Fraunces Tavern has been operating since 1762 at Pearl and Broad, and a bombing 213 years after its opening wasn't going to take it down.
The January 24th bombing of the tavern killed four and injured more than 50. In a letter found in a phonebooth nearby, terrorist group FALN would claim responsibility. The FALN bombed locations across New York City advocating for Puerto Rico independence and the release of prisoners, but the Fraunces Tavern bombing was the most deadly. Other planted bombs had been detected early enough to evacuate buildings or only caused injuries after exploding. In the letter claiming responsibilty, the FALN say the tavern bombing was in retaliation for what they believed was a CIA bombing directed at their members.
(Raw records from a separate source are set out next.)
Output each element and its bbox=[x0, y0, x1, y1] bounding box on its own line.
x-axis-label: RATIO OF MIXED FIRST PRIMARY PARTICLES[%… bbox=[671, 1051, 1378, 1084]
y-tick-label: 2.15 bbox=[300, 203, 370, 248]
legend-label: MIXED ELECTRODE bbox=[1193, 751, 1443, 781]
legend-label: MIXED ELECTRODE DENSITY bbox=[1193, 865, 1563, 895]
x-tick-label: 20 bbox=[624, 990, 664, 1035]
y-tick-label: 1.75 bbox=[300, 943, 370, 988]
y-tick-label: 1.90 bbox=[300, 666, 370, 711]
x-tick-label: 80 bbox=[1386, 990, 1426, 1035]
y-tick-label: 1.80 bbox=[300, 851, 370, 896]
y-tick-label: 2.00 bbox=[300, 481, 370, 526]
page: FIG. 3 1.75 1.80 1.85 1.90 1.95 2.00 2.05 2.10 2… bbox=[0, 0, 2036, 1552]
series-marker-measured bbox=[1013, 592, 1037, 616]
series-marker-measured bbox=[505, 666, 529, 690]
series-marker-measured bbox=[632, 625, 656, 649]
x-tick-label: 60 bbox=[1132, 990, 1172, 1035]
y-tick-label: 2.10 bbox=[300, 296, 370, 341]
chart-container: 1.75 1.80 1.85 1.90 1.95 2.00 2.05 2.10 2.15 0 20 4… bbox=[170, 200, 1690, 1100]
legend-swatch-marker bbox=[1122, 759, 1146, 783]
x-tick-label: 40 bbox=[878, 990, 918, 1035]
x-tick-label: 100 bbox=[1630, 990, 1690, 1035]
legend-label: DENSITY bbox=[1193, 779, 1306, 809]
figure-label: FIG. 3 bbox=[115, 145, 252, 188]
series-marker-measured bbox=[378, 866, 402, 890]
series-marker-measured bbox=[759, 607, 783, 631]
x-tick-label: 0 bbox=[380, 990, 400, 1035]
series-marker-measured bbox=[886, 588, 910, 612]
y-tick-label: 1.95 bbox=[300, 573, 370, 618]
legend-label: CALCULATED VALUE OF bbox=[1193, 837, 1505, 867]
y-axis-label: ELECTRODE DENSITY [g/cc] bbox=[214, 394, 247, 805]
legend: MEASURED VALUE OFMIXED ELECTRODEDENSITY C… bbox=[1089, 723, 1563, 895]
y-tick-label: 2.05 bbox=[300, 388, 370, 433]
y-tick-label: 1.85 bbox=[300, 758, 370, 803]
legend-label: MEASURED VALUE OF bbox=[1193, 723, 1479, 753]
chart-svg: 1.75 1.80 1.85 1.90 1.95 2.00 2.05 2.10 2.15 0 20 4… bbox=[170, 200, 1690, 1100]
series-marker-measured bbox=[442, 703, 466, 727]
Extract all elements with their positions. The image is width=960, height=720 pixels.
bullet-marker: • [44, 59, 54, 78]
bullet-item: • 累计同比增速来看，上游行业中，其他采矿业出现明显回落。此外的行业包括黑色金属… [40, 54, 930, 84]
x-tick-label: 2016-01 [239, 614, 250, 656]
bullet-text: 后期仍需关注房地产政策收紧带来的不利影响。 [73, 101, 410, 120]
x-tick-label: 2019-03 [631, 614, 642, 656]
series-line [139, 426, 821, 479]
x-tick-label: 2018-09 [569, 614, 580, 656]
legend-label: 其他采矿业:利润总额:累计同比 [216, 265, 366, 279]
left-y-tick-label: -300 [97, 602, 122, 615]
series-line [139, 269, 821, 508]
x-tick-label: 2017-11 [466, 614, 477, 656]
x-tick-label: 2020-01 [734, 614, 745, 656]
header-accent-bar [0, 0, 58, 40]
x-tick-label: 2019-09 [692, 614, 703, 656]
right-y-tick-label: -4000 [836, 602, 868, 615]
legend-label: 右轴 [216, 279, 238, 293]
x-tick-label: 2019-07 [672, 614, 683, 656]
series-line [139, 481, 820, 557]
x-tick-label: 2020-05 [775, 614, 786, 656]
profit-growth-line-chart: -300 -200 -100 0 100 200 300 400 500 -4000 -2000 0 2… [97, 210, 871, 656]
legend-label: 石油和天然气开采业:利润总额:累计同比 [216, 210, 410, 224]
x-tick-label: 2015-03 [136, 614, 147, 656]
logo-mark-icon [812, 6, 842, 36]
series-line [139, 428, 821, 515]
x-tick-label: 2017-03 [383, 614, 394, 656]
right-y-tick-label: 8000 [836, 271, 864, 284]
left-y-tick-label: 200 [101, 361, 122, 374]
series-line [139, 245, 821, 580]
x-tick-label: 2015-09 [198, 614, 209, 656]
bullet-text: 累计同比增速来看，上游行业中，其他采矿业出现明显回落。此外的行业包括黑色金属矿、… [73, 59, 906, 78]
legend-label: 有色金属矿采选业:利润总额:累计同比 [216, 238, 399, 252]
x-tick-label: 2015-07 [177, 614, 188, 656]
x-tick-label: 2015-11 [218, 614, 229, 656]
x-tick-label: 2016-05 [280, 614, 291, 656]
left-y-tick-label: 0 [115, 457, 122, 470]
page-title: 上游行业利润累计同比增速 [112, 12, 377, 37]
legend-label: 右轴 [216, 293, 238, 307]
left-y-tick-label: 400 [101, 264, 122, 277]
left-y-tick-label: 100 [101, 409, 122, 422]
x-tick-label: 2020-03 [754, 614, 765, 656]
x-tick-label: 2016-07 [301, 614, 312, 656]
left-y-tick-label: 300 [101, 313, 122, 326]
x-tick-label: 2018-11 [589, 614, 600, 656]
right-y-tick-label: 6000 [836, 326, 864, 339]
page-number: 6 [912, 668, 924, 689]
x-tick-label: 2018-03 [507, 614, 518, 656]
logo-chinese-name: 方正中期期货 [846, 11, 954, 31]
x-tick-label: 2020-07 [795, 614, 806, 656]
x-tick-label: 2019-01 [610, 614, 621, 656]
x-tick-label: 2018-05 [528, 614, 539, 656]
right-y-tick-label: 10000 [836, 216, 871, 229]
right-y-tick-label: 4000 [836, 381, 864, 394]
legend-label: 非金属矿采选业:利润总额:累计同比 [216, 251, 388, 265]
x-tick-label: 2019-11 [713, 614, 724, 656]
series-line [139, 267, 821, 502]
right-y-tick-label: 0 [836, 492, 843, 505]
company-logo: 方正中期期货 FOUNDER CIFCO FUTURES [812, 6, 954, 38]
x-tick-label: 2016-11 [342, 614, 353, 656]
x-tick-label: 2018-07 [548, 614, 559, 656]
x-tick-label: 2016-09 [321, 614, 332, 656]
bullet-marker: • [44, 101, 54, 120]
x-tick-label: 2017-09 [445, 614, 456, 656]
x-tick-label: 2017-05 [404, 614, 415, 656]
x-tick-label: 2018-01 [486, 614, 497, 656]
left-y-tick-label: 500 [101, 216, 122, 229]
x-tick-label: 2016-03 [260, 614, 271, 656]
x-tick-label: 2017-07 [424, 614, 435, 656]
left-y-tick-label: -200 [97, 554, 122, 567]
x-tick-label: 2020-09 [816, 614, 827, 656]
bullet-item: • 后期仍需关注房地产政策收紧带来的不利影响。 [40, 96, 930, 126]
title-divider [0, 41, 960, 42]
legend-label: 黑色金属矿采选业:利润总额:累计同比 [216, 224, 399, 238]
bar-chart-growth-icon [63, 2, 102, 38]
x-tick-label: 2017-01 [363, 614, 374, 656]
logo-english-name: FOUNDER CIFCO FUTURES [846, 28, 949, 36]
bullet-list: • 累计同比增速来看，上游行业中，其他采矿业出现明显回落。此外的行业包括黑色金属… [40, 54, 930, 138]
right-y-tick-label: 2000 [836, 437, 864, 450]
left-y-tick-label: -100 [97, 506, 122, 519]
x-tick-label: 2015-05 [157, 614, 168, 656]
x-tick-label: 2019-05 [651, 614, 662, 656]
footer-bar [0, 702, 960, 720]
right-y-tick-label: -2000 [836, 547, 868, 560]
An attaché case carrying ten pounds of dynamite exploded inside the hallway entrance of Fraunces Tavern at 1:29pm, blasting debris onto the Pearl Street sidewalk. Three were killed instantly, with one man dying later from his injuries at the hospital. No one was ever convicted in the bombing. Read a description of the scene that day from the New York Times.
In 1999, President Bill Clinton commuted the sentences of 16 FALN members as they had not been convicted of killing, but only of related charges, and had already served sentences appropriate for those charges. In 2017, one of those released prisoners was to be honored at the Puerto Rican Day parade, creating a thorny political situation for Mayor de Blasio and causing corporations to pull their sponsorship of the parade.